New 3D Printing Technology 100 Times Faster Than Before

A startup company has developed a new 3D printing technology that uses light and oxygen to print solid objects at speeds 25 to 100 times faster than current 3D printing technology.

The Silicon Valley startup, Carbon 3D, Inc, says that this new technology enables objects to rise from a liquid media continuously rather than being built layer by layer as they have for the past 25 years. This new method represents a fundamentally different approach to 3D printing.

This new 3D printing technology not only allows for products to be made 25 to 100 times faster, but it can also create previously unachievable geometries that open up more opportunities for further innovation not only in health care and medicine, but also in other major industries such as automotive and aviation.

This new technology, known as Continuous Liquid Interface Production, or CLIP for short, manipulates oxygen and light to fuse objects in a liquid media, creating the first 3D printing process that uses tunable photochemistry instead of layer by layer production that has defined the industry for decades.

The technology works by projecting beams of light through an oxygen permeable window into liquid resin. Working in tandem, the light and oxygen control the solidification process of the resin and create commercially viable objects that can have feature sizes below 20 microns, which is less than one-quarter the width of a piece of paper.

"By rethinking the whole approach to 3D printing, and the chemistry and physics behind the process, we have developed a new technology that can create parts radically faster than traditional technologies by essentially 'growing' them in a pool of liquid," said Joseph M DeSimone, professor of chemistry at University of North Carolina at Chapel Hill and CEO of Carbon3D.

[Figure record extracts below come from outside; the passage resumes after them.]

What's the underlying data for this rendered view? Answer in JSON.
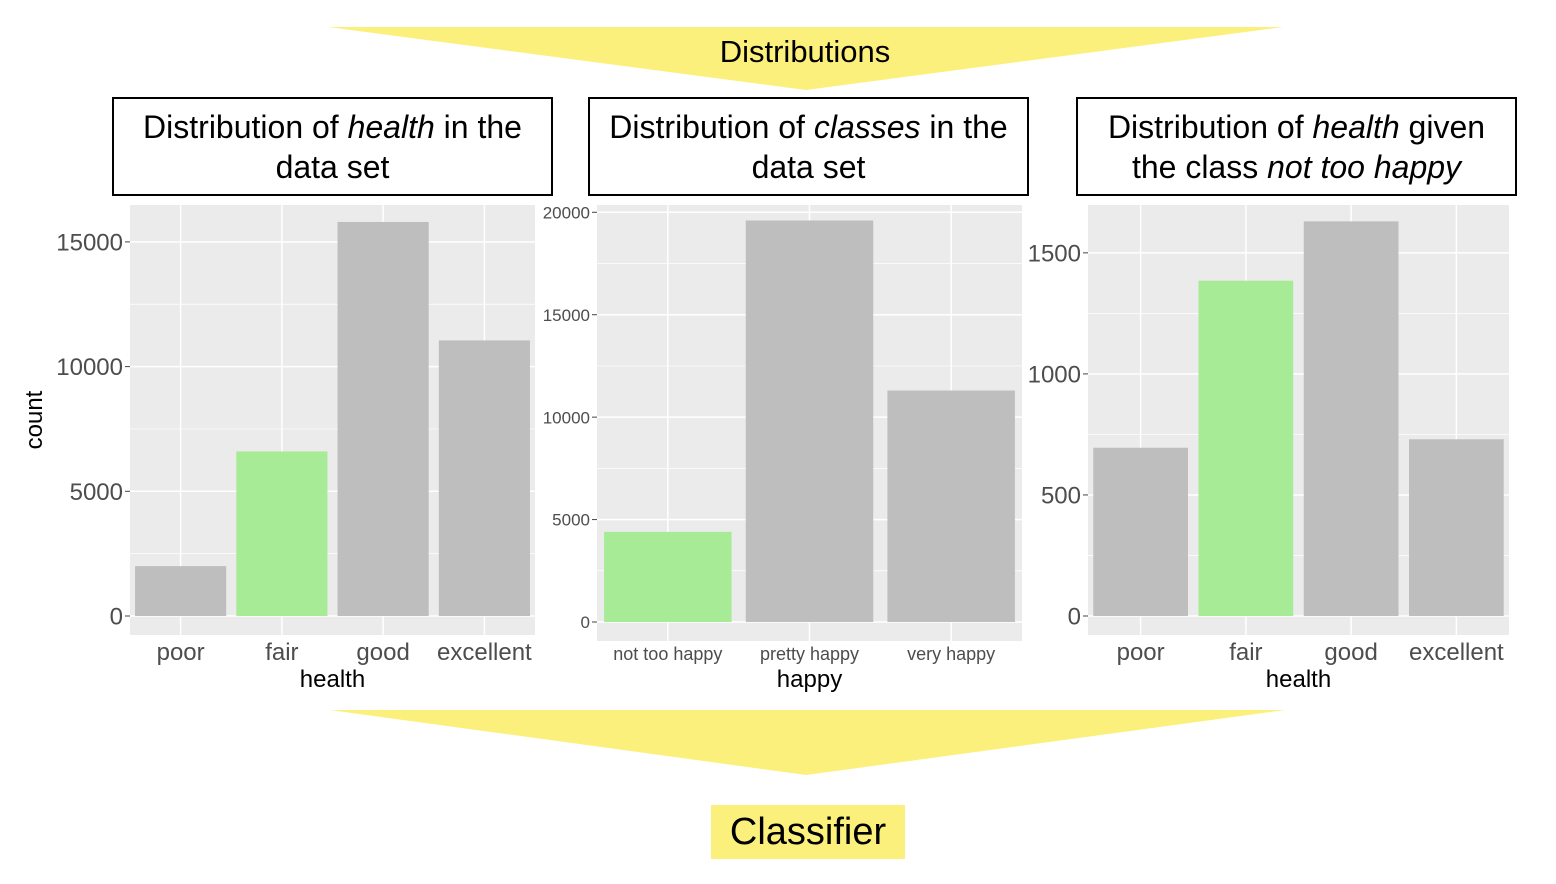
{
  "banner_top": {
    "label": "Distributions"
  },
  "banner_bottom": {
    "label": "Classifier"
  },
  "panels": [
    {
      "pre": "Distribution of ",
      "em": "health",
      "post": " in the data set"
    },
    {
      "pre": "Distribution of ",
      "em": "classes",
      "post": " in the data set"
    },
    {
      "pre": "Distribution of ",
      "em": "health",
      "mid": " given the class ",
      "em2": "not too happy"
    }
  ],
  "colors": {
    "highlight": "#a8eb96",
    "bar": "#bebebe",
    "panel_bg": "#ebebeb",
    "grid": "#ffffff",
    "banner": "#fbf07b"
  },
  "chart_data": [
    {
      "type": "bar",
      "categories": [
        "poor",
        "fair",
        "good",
        "excellent"
      ],
      "values": [
        2000,
        6600,
        15800,
        11050
      ],
      "highlight": [
        "fair"
      ],
      "xlabel": "health",
      "ylabel": "count",
      "yticks": [
        "0",
        "5000",
        "10000",
        "15000"
      ],
      "ylim": [
        0,
        16600
      ],
      "grid": true
    },
    {
      "type": "bar",
      "categories": [
        "not too happy",
        "pretty happy",
        "very happy"
      ],
      "values": [
        4400,
        19600,
        11300
      ],
      "highlight": [
        "not too happy"
      ],
      "xlabel": "happy",
      "ylabel": "",
      "yticks": [
        "0",
        "5000",
        "10000",
        "15000",
        "20000"
      ],
      "ylim": [
        0,
        20600
      ],
      "grid": true
    },
    {
      "type": "bar",
      "categories": [
        "poor",
        "fair",
        "good",
        "excellent"
      ],
      "values": [
        695,
        1385,
        1630,
        730
      ],
      "highlight": [
        "fair"
      ],
      "xlabel": "health",
      "ylabel": "",
      "yticks": [
        "0",
        "500",
        "1000",
        "1500"
      ],
      "ylim": [
        0,
        1710
      ],
      "grid": true
    }
  ]
}
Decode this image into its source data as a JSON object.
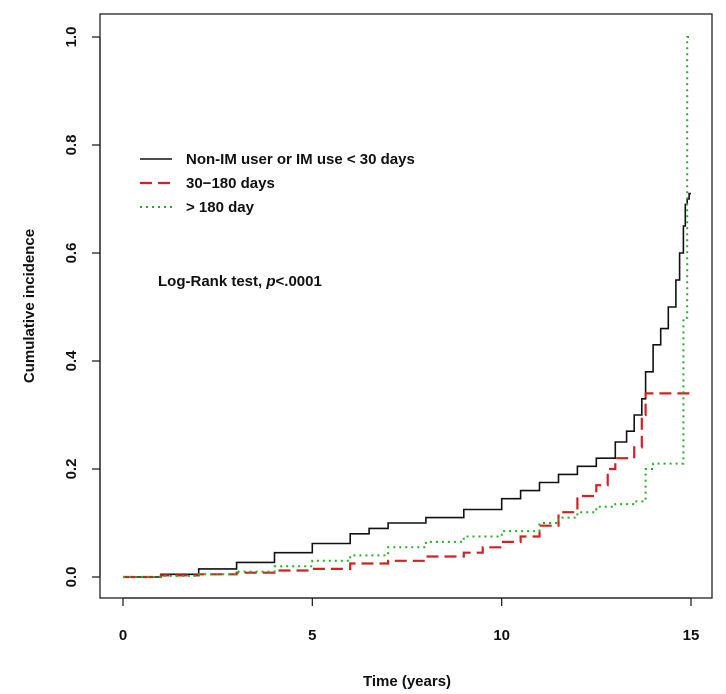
{
  "chart_data": {
    "type": "line",
    "step": true,
    "title": "",
    "xlabel": "Time (years)",
    "ylabel": "Cumulative incidence",
    "xlim": [
      0,
      15
    ],
    "ylim": [
      0,
      1
    ],
    "xticks": [
      "0",
      "5",
      "10",
      "15"
    ],
    "yticks": [
      "0.0",
      "0.2",
      "0.4",
      "0.6",
      "0.8",
      "1.0"
    ],
    "grid": false,
    "legend_position": "top-left",
    "annotation": {
      "prefix": "Log-Rank test, ",
      "italic": "p",
      "suffix": "<.0001"
    },
    "series": [
      {
        "name": "Non-IM user or IM use < 30 days",
        "color": "#111111",
        "style": "solid",
        "x": [
          0,
          1,
          2,
          3,
          4,
          5,
          6,
          6.5,
          7,
          8,
          9,
          10,
          10.5,
          11,
          11.5,
          12,
          12.5,
          13,
          13.3,
          13.5,
          13.7,
          13.8,
          14,
          14.2,
          14.4,
          14.6,
          14.7,
          14.8,
          14.85,
          14.9,
          14.95,
          15
        ],
        "y": [
          0,
          0.005,
          0.015,
          0.027,
          0.045,
          0.062,
          0.08,
          0.09,
          0.1,
          0.11,
          0.125,
          0.145,
          0.16,
          0.175,
          0.19,
          0.205,
          0.22,
          0.25,
          0.27,
          0.3,
          0.33,
          0.38,
          0.43,
          0.46,
          0.5,
          0.55,
          0.6,
          0.65,
          0.69,
          0.7,
          0.71,
          0.71
        ]
      },
      {
        "name": "30−180 days",
        "color": "#d42020",
        "style": "dashed",
        "x": [
          0,
          1,
          2,
          3,
          4,
          5,
          6,
          7,
          8,
          9,
          9.5,
          10,
          10.5,
          11,
          11.5,
          12,
          12.5,
          12.8,
          13,
          13.5,
          13.7,
          13.8,
          15
        ],
        "y": [
          0,
          0.003,
          0.005,
          0.008,
          0.012,
          0.015,
          0.025,
          0.03,
          0.038,
          0.045,
          0.055,
          0.065,
          0.075,
          0.095,
          0.12,
          0.15,
          0.17,
          0.2,
          0.22,
          0.24,
          0.3,
          0.34,
          0.34
        ]
      },
      {
        "name": "> 180 day",
        "color": "#22b022",
        "style": "dotted",
        "x": [
          0,
          1,
          2,
          3,
          4,
          5,
          6,
          7,
          8,
          9,
          10,
          11,
          11.5,
          12,
          12.5,
          13,
          13.5,
          13.8,
          14,
          14.5,
          14.8,
          14.9,
          15
        ],
        "y": [
          0,
          0.002,
          0.005,
          0.01,
          0.02,
          0.03,
          0.04,
          0.055,
          0.065,
          0.075,
          0.085,
          0.1,
          0.11,
          0.12,
          0.13,
          0.135,
          0.14,
          0.2,
          0.21,
          0.21,
          0.48,
          1.0,
          1.0
        ]
      }
    ]
  }
}
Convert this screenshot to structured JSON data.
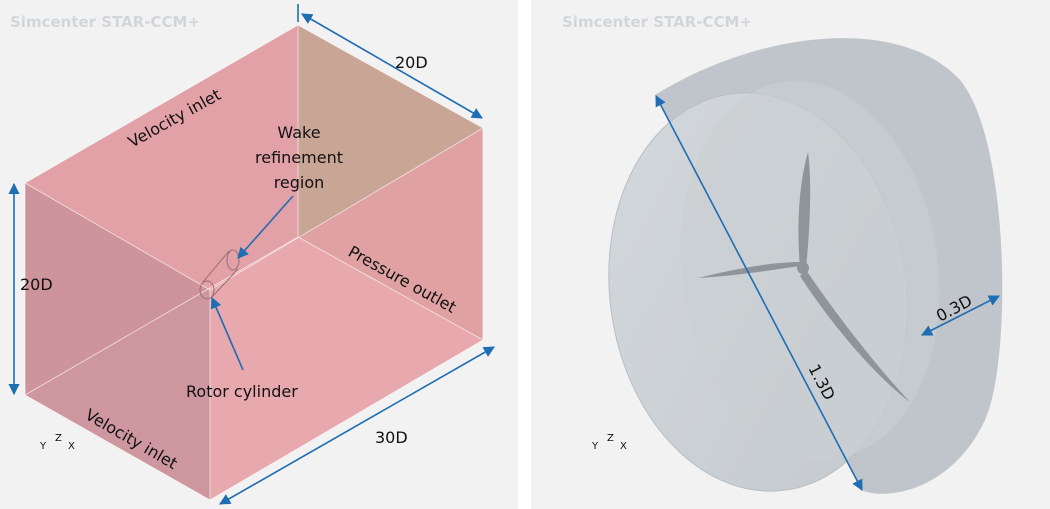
{
  "left_panel": {
    "watermark": "Simcenter STAR-CCM+",
    "labels": {
      "top_depth": "20D",
      "top_face": "Velocity inlet",
      "wake": [
        "Wake",
        "refinement",
        "region"
      ],
      "height": "20D",
      "outlet": "Pressure outlet",
      "rotor": "Rotor cylinder",
      "length": "30D",
      "front_face": "Velocity inlet"
    },
    "axes": [
      "Y",
      "Z",
      "X"
    ]
  },
  "right_panel": {
    "watermark": "Simcenter STAR-CCM+",
    "labels": {
      "diameter": "1.3D",
      "thickness": "0.3D"
    },
    "axes": [
      "Y",
      "Z",
      "X"
    ]
  }
}
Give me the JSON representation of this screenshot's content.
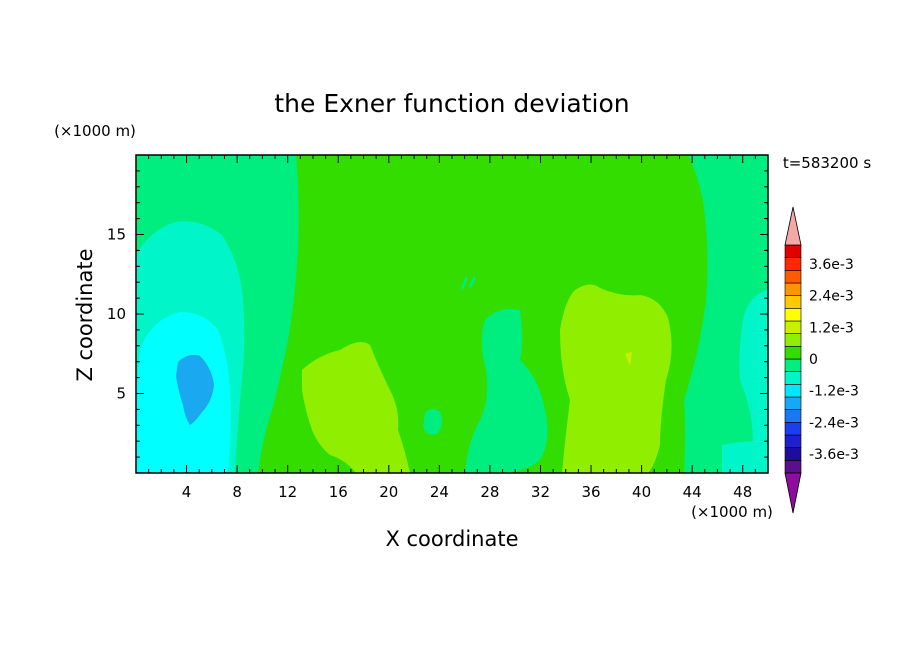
{
  "chart_data": {
    "type": "heatmap",
    "title": "the Exner function deviation",
    "xlabel": "X coordinate",
    "ylabel": "Z coordinate",
    "x_unit": "(×1000 m)",
    "z_unit": "(×1000 m)",
    "time_label": "t=583200 s",
    "xlim": [
      0,
      50
    ],
    "zlim": [
      0,
      20
    ],
    "x_ticks": [
      4,
      8,
      12,
      16,
      20,
      24,
      28,
      32,
      36,
      40,
      44,
      48
    ],
    "z_ticks": [
      5,
      10,
      15
    ],
    "colorbar": {
      "levels": [
        "-3.6e-3",
        "-2.4e-3",
        "-1.2e-3",
        "0",
        "1.2e-3",
        "2.4e-3",
        "3.6e-3"
      ],
      "level_values": [
        -0.0036,
        -0.0024,
        -0.0012,
        0,
        0.0012,
        0.0024,
        0.0036
      ],
      "colors": [
        "#5a0f8c",
        "#1e0ca0",
        "#1f1fd0",
        "#1a3ef0",
        "#1a78f0",
        "#14a8f5",
        "#00e8ff",
        "#00f5c8",
        "#00ee80",
        "#33dd00",
        "#90ef00",
        "#c8f000",
        "#ffff00",
        "#ffc800",
        "#ff9400",
        "#ff5a00",
        "#ff2800",
        "#e00000"
      ],
      "under_color": "#8e0ca0",
      "over_color": "#f4a8a8"
    },
    "regions": [
      {
        "level": "0 to 0.4e-3",
        "color": "#33dd00",
        "description": "background field"
      },
      {
        "level": "-0.4e-3 to 0",
        "color": "#00ee80",
        "description": "left and right bands"
      },
      {
        "level": "-0.8e-3 to -0.4e-3",
        "color": "#00f5c8",
        "description": "left plume x 0-8, z 0-16"
      },
      {
        "level": "-1.2e-3 to -0.8e-3",
        "color": "#00ffff",
        "description": "left core x 1-7, z 0-10"
      },
      {
        "level": "-1.6e-3 to -1.2e-3",
        "color": "#1aa8f0",
        "description": "minimum near x 4.5, z 6"
      },
      {
        "level": "0.4e-3 to 0.8e-3",
        "color": "#90ef00",
        "description": "positive blobs near x 18 and x 38"
      }
    ]
  }
}
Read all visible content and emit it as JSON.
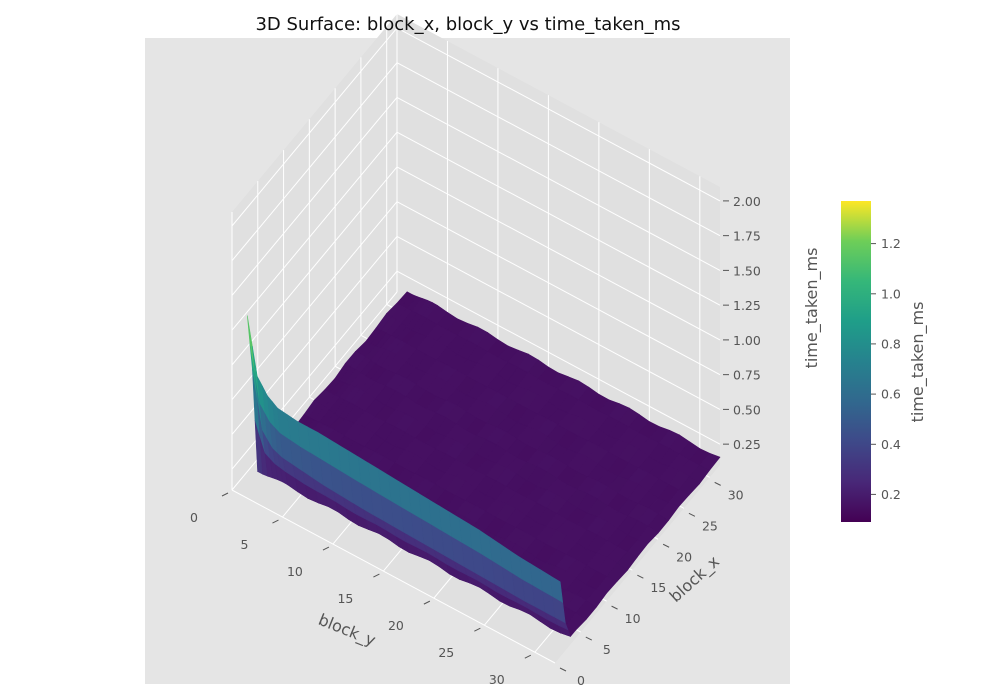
{
  "chart_data": {
    "type": "surface3d",
    "title": "3D Surface: block_x, block_y vs time_taken_ms",
    "x_axis": {
      "label": "block_y",
      "range": [
        0,
        32
      ],
      "ticks": [
        "0",
        "5",
        "10",
        "15",
        "20",
        "25",
        "30"
      ]
    },
    "y_axis": {
      "label": "block_x",
      "range": [
        0,
        32
      ],
      "ticks": [
        "0",
        "5",
        "10",
        "15",
        "20",
        "25",
        "30"
      ]
    },
    "z_axis": {
      "label": "time_taken_ms",
      "range": [
        0.1,
        2.1
      ],
      "ticks": [
        "0.25",
        "0.50",
        "0.75",
        "1.00",
        "1.25",
        "1.50",
        "1.75",
        "2.00"
      ]
    },
    "colorbar": {
      "label": "time_taken_ms",
      "range": [
        0.09,
        1.37
      ],
      "ticks": [
        "0.2",
        "0.4",
        "0.6",
        "0.8",
        "1.0",
        "1.2"
      ]
    },
    "colormap": "viridis",
    "style": "ggplot",
    "grid": true,
    "surface_profile": {
      "block_y_values": [
        1,
        2,
        3,
        4,
        6,
        8,
        12,
        16,
        20,
        24,
        28,
        32
      ],
      "block_x_1_time_ms": [
        1.35,
        0.95,
        0.85,
        0.8,
        0.78,
        0.78,
        0.76,
        0.74,
        0.72,
        0.7,
        0.66,
        0.64
      ],
      "block_x_2_time_ms": [
        0.92,
        0.52,
        0.43,
        0.4,
        0.38,
        0.36,
        0.34,
        0.33,
        0.32,
        0.31,
        0.3,
        0.3
      ],
      "block_x_3_to_32_time_ms": 0.15
    }
  },
  "colors": {
    "panel_bg": "#e5e5e5",
    "grid": "#ffffff",
    "tick_text": "#555555",
    "title_text": "#111111"
  }
}
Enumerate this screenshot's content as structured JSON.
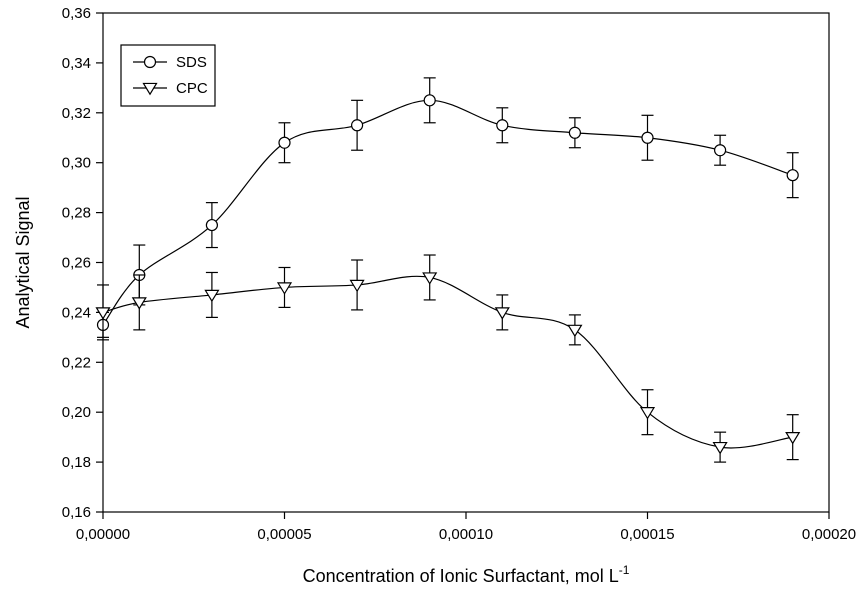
{
  "chart_data": {
    "type": "line",
    "title": "",
    "xlabel": "Concentration of Ionic Surfactant, mol L",
    "xlabel_superscript": "-1",
    "ylabel": "Analytical Signal",
    "xlim": [
      0,
      0.0002
    ],
    "ylim": [
      0.16,
      0.36
    ],
    "x_ticks": [
      0,
      5e-05,
      0.0001,
      0.00015,
      0.0002
    ],
    "x_tick_labels": [
      "0,00000",
      "0,00005",
      "0,00010",
      "0,00015",
      "0,00020"
    ],
    "y_ticks": [
      0.16,
      0.18,
      0.2,
      0.22,
      0.24,
      0.26,
      0.28,
      0.3,
      0.32,
      0.34,
      0.36
    ],
    "y_tick_labels": [
      "0,16",
      "0,18",
      "0,20",
      "0,22",
      "0,24",
      "0,26",
      "0,28",
      "0,30",
      "0,32",
      "0,34",
      "0,36"
    ],
    "grid": false,
    "legend_position": "top-left",
    "series": [
      {
        "name": "SDS",
        "marker": "circle",
        "x": [
          0,
          1e-05,
          3e-05,
          5e-05,
          7e-05,
          9e-05,
          0.00011,
          0.00013,
          0.00015,
          0.00017,
          0.00019
        ],
        "y": [
          0.235,
          0.255,
          0.275,
          0.308,
          0.315,
          0.325,
          0.315,
          0.312,
          0.31,
          0.305,
          0.295
        ],
        "err": [
          0.005,
          0.012,
          0.009,
          0.008,
          0.01,
          0.009,
          0.007,
          0.006,
          0.009,
          0.006,
          0.009
        ]
      },
      {
        "name": "CPC",
        "marker": "triangle-down",
        "x": [
          0,
          1e-05,
          3e-05,
          5e-05,
          7e-05,
          9e-05,
          0.00011,
          0.00013,
          0.00015,
          0.00017,
          0.00019
        ],
        "y": [
          0.24,
          0.244,
          0.247,
          0.25,
          0.251,
          0.254,
          0.24,
          0.233,
          0.2,
          0.186,
          0.19
        ],
        "err": [
          0.011,
          0.011,
          0.009,
          0.008,
          0.01,
          0.009,
          0.007,
          0.006,
          0.009,
          0.006,
          0.009
        ]
      }
    ]
  }
}
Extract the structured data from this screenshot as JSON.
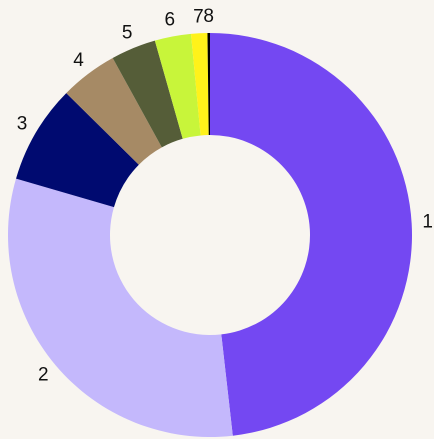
{
  "chart_data": {
    "type": "donut",
    "categories": [
      "1",
      "2",
      "3",
      "4",
      "5",
      "6",
      "7",
      "8"
    ],
    "values": [
      48.2,
      31.3,
      7.9,
      4.6,
      3.6,
      2.9,
      1.3,
      0.2
    ],
    "colors": [
      "#7448f2",
      "#c4b8fc",
      "#000a70",
      "#a68a65",
      "#555d38",
      "#c8f53a",
      "#fff21a",
      "#000000"
    ]
  }
}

Carbon3D and UNC-Chapel Hill are currently pursuing advances to the technology as well as new material that will be compatible with it.

CLIP enables a much wider range of material to be used to make 3D parts with unique properties, including elastomers, silicones, nylon-like materials, ceramics and biodegradable materials.

"In addition to using new materials, CLIP can allow us to make stronger objects with unique geometries that other techniques cannot achieve, such as cardiac stents personally tailored to meet the needs of a specific patient," said DeSimone.

"Since CLIP facilitates 3D polymeric object fabrication in a matter of minutes instead of hours or days, it would not be impossible within coming years to enable personalised coronary stents, dental implants or prosthetics to be 3D printed on-demand in a medical setting," DeSimone added.